Sarkozy pris entre une UMP ronchonne et une gauche ragaillardie

Si la tendance du premier tour des élections régionales se confirme au second, Nicolas Sarkozy risque de voir sa marge de manoeuvre entamée pour le reste de son mandat, entre une UMP ronchonne, qui demande un retour aux fondamentaux de la droite, et une g - -
par Emmanuel Jarry
PARIS (Reuters) - Nicolas Sarkozy risque de voir sa marge de manoeuvre entamée pour le reste de son mandat, entre une UMP ronchonne, qui demande un retour aux fondamentaux de la droite, et une gauche ragaillardie, si la tendance du premier tour des élections régionales se confirme au second.
Au lendemain d'un scrutin marqué par une abstention record (53,6%) et un des plus mauvais scores historiques de la droite parlementaire, l'heure était toujours lundi, pour le chef de l'Etat, au déni de toute conséquence nationale de ce scrutin local, à un peu plus de deux ans de la présidentielle de 2012.
Selon un participant à la réunion hebdomadaire des dirigeants de la majorité à l'Elysée, Nicolas Sarkozy s'est montré "serein" et a demandé à ses troupes de "mettre le paquet" et "un coup d'accélérateur" entre les deux tours.
"J'ai un pays qui s'abstient de manière historique. C'est tout sauf un vote sanction", a déclaré en substance le président de la République, cité par la même source.
Pas le début d'une autocritique, ni là ni à la direction de l'UMP, dont les porte-parole mettent l'abstention sur le compte d'un désaveu des présidences de région socialistes sortantes par les électeurs.
"Ça a évidemment une signification nationale et on va donc en tenir compte au plus haut niveau. La question est de savoir comment", estime cependant Paul Bacot, professeur à l'Institut d'études politiques de Lyon.
L'"OUVERTURE" CONTESTÉE
Outre la remise en selle de la gauche parlementaire, qui réunit au total près de 50% des suffrages, les électeurs ont lancé dimanche un triple avertissement : le retour du Front national (11,74%), la confirmation écologiste et l'abstention, qui a surtout pénalisé la droite, donc l'UMP.
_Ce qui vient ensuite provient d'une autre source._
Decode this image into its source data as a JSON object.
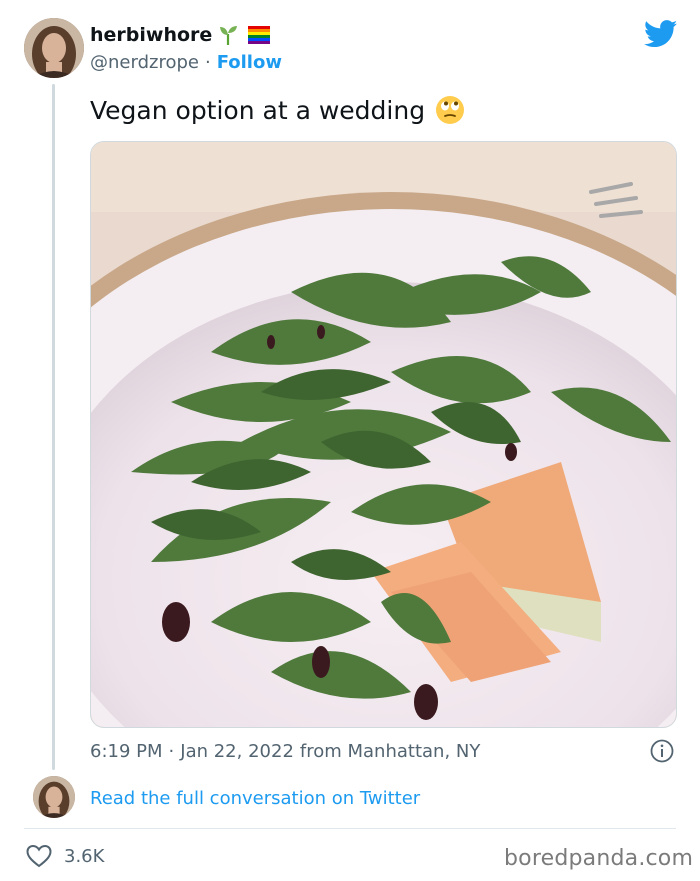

"C'est très composite, on ne peut pas satisfaire tout le monde à la fois et Nicolas Sarkozy va devoir faire un choix", souligne Paul Bacot. "Rassembler d'abord dans son camp, c'est probablement ce qu'il y a de plus urgent."
De fait, sous une surface apparemment sans ride, l'humeur de la majorité est nettement plus agitée.
La stratégie d'union au premier tour imposée par Nicolas Sarkozy avec les petites formations satellites de droite, du centre et du centre- gauche a fait nombre de mécontents à l'UMP.
"C'était parfaitement nul", s'insurge le député UMP Lionnel Luca. "Et on s'est privé de ceux que nous n'avons pas mis sur nos listes et qui vont avoir des rancoeurs."
Plus généralement, il estime que l'électorat de Nicolas Sarkozy en 2007 "ne s'y retrouve pas et a manifesté sa déception sur le manque de résultats tangibles" en boudant les urnes.
Il dénonce les ravages causés à droite par "le strabisme de gauche" d'un chef de l'Etat qui "passe son temps à faire de la provocation avec son ouverture".
"On s'en fout de la démocratie apaisée. Ce n'est pas le problème. En 2007, les gens ont voté pour un président qui avait promis la rupture", ajoute Lionnel Luca, pour qui l'UMP "n'est pas près de revoir" les électeurs du Front national qu'il avait su attirer mais qui sont repartis à l'extrême droite dimanche.
Quant aux électeurs de l'UMP, s'ils sont sensibles aux problèmes de l'environnement, "ils n'ont pas envie d'être à la remorque de la gauche écologiste intégriste", ajoute-t-il.
"HARO SUR XAVIER BERTRAND" ?
Autre facteur d'incertitude: si la déroute de la droite se confirme dimanche prochain, il faudra bien trouver un bouc émissaire, en l'absence d'un remaniement ministériel de grande ampleur exclu par avance par Nicolas Sarkozy.
Selon un participant à la réunion de l'Elysée, Nicolas Sarkozy a certes déclaré à deux reprises au secrétaire général de l'UMP, Xavier Bertrand, qu'il avait fait "du bon boulot".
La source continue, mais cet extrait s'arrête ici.